Just after the new year, the girls quite taking bottles cold turkey. One day, they just decided they were done. They still nurse when they’re with me, but their need for mama milk when I’m away has passed. I was however, left with a freezer full of stored milk that I hated to see go to waste. I was unable to donate it to a milk bank, as it was all pumped after Z and R turned one, so I held on to it and kept and ear out for local mamas in need.
Little by little, my milk stash went out to mamas and babies in need of a little extra help. It’s been such a blessing to be able to help. From the beginning, I had an epic over supply of milk (contrary to what many would have you believe, it actually a fairly common “problem” among moms of multiples), so I pumped and stashed away gallons of milk in my freezer. It was a wonderful thing to be able to have that resource for my girls. When the time came that they were ready to leave that need behind, my first thought was to pay it forward to other moms who were struggling to pump enough for their little ones.

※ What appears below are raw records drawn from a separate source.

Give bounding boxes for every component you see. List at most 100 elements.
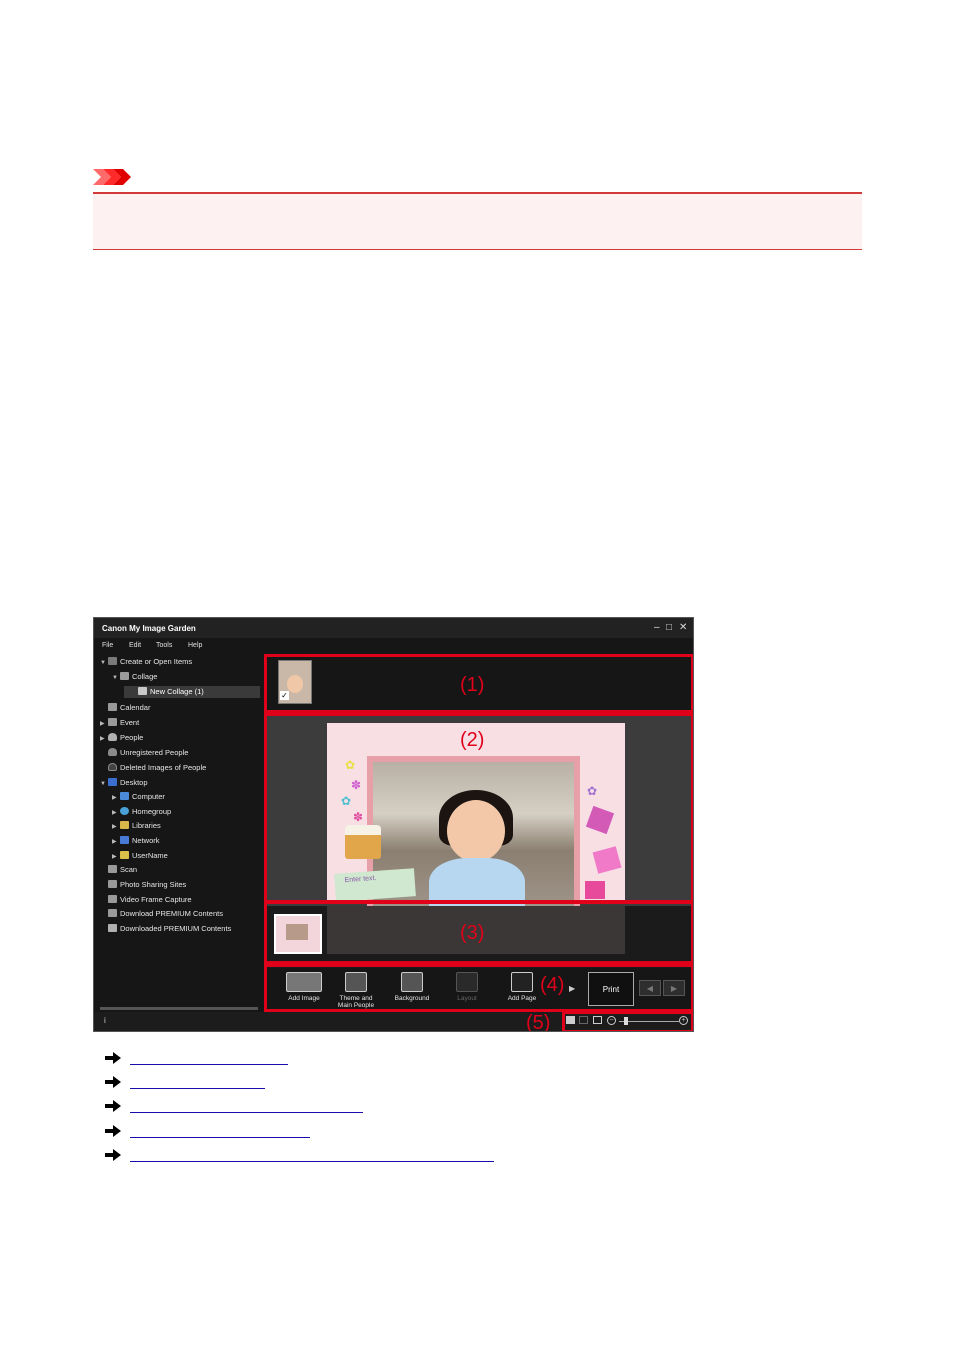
tree-item-username[interactable]: ▶ UserName [112, 850, 168, 862]
link-underline[interactable] [130, 1088, 265, 1089]
expand-down-icon[interactable]: ▼ [112, 672, 120, 684]
tree-item-people[interactable]: ▶ People [100, 732, 143, 744]
link-arrow-icon [105, 1149, 121, 1161]
tree-item-label: Libraries [132, 821, 161, 830]
title-bar: Canon My Image Garden – □ ✕ [94, 618, 693, 638]
tree-item-photo-sharing-sites[interactable]: Photo Sharing Sites [108, 879, 186, 891]
menu-edit[interactable]: Edit [129, 642, 141, 649]
tree-item-collage[interactable]: ▼ Collage [112, 671, 157, 683]
tree-item-label: New Collage (1) [150, 687, 204, 696]
tree-item-desktop[interactable]: ▼ Desktop [100, 777, 148, 789]
scan-icon [108, 865, 117, 873]
info-icon[interactable]: i [104, 1016, 106, 1025]
callout-box-5 [562, 1011, 693, 1031]
person-icon [108, 733, 117, 741]
libraries-icon [120, 821, 129, 829]
expand-right-icon[interactable]: ▶ [112, 807, 120, 819]
tree-item-label: Computer [132, 792, 165, 801]
important-arrows-icon [93, 169, 131, 185]
tree-item-video-frame-capture[interactable]: Video Frame Capture [108, 894, 192, 906]
tree-item-label: Network [132, 836, 160, 845]
callout-label-5: (5) [526, 1012, 551, 1032]
link-arrow-icon [105, 1125, 121, 1137]
app-window: Canon My Image Garden – □ ✕ File Edit To… [93, 617, 694, 1032]
menu-tools[interactable]: Tools [156, 642, 172, 649]
maximize-icon[interactable]: □ [666, 622, 672, 634]
event-icon [108, 718, 117, 726]
tree-item-network[interactable]: ▶ Network [112, 835, 160, 847]
tree-item-label: Desktop [120, 778, 148, 787]
tree-item-label: UserName [132, 851, 168, 860]
tree-item-label: Download PREMIUM Contents [120, 909, 223, 918]
tree-item-event[interactable]: ▶ Event [100, 717, 139, 729]
callout-label-2: (2) [460, 729, 485, 751]
tree-item-label: Scan [120, 865, 138, 874]
expand-right-icon[interactable]: ▶ [112, 792, 120, 804]
expand-down-icon[interactable]: ▼ [100, 657, 108, 669]
photo-sharing-icon [108, 880, 117, 888]
link-underline[interactable] [130, 1064, 288, 1065]
menu-help[interactable]: Help [188, 642, 202, 649]
calendar-icon [108, 703, 117, 711]
tree-item-label: Event [120, 718, 140, 727]
tree-item-new-collage[interactable]: New Collage (1) [124, 686, 260, 698]
expand-right-icon[interactable]: ▶ [112, 821, 120, 833]
expand-down-icon[interactable]: ▼ [100, 778, 108, 790]
tree-item-label: Unregistered People [120, 748, 189, 757]
computer-icon [120, 792, 129, 800]
callout-label-4: (4) [540, 974, 565, 996]
tree-item-computer[interactable]: ▶ Computer [112, 791, 165, 803]
link-underline[interactable] [130, 1137, 310, 1138]
tree-item-label: Homegroup [132, 807, 172, 816]
tree-item-label: People [120, 733, 144, 742]
tree-item-label: Collage [132, 672, 158, 681]
collage-file-icon [138, 687, 147, 695]
important-note-box [93, 192, 862, 250]
link-arrow-icon [105, 1100, 121, 1112]
tree-item-label: Deleted Images of People [120, 763, 207, 772]
sidebar-scrollbar[interactable] [100, 1007, 258, 1010]
minimize-icon[interactable]: – [654, 622, 660, 634]
tree-item-downloaded-premium-contents[interactable]: Downloaded PREMIUM Contents [108, 923, 231, 935]
window-title: Canon My Image Garden [102, 624, 196, 633]
callout-label-3: (3) [460, 922, 485, 944]
tree-item-create-or-open-items[interactable]: ▼ Create or Open Items [100, 656, 192, 668]
expand-right-icon[interactable]: ▶ [112, 836, 120, 848]
tree-item-download-premium-contents[interactable]: Download PREMIUM Contents [108, 908, 223, 920]
tree-item-scan[interactable]: Scan [108, 864, 137, 876]
link-underline[interactable] [130, 1112, 363, 1113]
tree-item-label: Downloaded PREMIUM Contents [120, 924, 232, 933]
tree-item-calendar[interactable]: Calendar [108, 702, 150, 714]
menu-file[interactable]: File [102, 642, 113, 649]
person-unregistered-icon [108, 748, 117, 756]
callout-label-1: (1) [460, 674, 485, 696]
close-icon[interactable]: ✕ [679, 622, 687, 634]
link-underline[interactable] [130, 1161, 494, 1162]
expand-right-icon[interactable]: ▶ [112, 851, 120, 863]
link-arrow-icon [105, 1076, 121, 1088]
homegroup-icon [120, 807, 129, 815]
tree-item-label: Calendar [120, 703, 151, 712]
expand-right-icon[interactable]: ▶ [100, 733, 108, 745]
tree-item-label: Video Frame Capture [120, 895, 192, 904]
expand-right-icon[interactable]: ▶ [100, 718, 108, 730]
person-deleted-icon [108, 763, 117, 771]
collage-icon [120, 672, 129, 680]
download-icon [108, 909, 117, 917]
user-folder-icon [120, 851, 129, 859]
network-icon [120, 836, 129, 844]
tree-item-label: Create or Open Items [120, 657, 193, 666]
callout-box-4 [264, 964, 693, 1012]
sidebar-tree: ▼ Create or Open Items ▼ Collage New Colla… [94, 654, 265, 1010]
video-frame-icon [108, 895, 117, 903]
menu-bar: File Edit Tools Help [94, 640, 264, 654]
tree-item-label: Photo Sharing Sites [120, 880, 187, 889]
tree-item-homegroup[interactable]: ▶ Homegroup [112, 806, 171, 818]
folder-icon [108, 924, 117, 932]
tree-item-libraries[interactable]: ▶ Libraries [112, 820, 161, 832]
tree-item-unregistered-people[interactable]: Unregistered People [108, 747, 188, 759]
create-items-icon [108, 657, 117, 665]
tree-item-deleted-images-of-people[interactable]: Deleted Images of People [108, 762, 206, 774]
desktop-icon [108, 778, 117, 786]
link-arrow-icon [105, 1052, 121, 1064]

Today was a bittersweet day for me though. This morning, I met up at a local children’s store to deliver the last 26 oz. of milk from my freezer. I was so happy to be able to help that sweet mom and baby, but it was also the closing of a chapter for me. I am no longer a pumping mom. My babies are toddlers, and no longer require me to keep a stash of milk for them. That part of their lives and mine has passed. As grateful as I am to be done (because pumping is hard work!), and to have been able to share my milk with those in need, it was still with a tiny pang of sadness and nostalgia that I handed over that last bag of milk today.
Pumping milk for my girls and for sharing has been such a sweet blessing in my life, and I am deeply grateful to have had this experience it. I am happy and excited to move forward, but I will most certainly miss this sweet experience.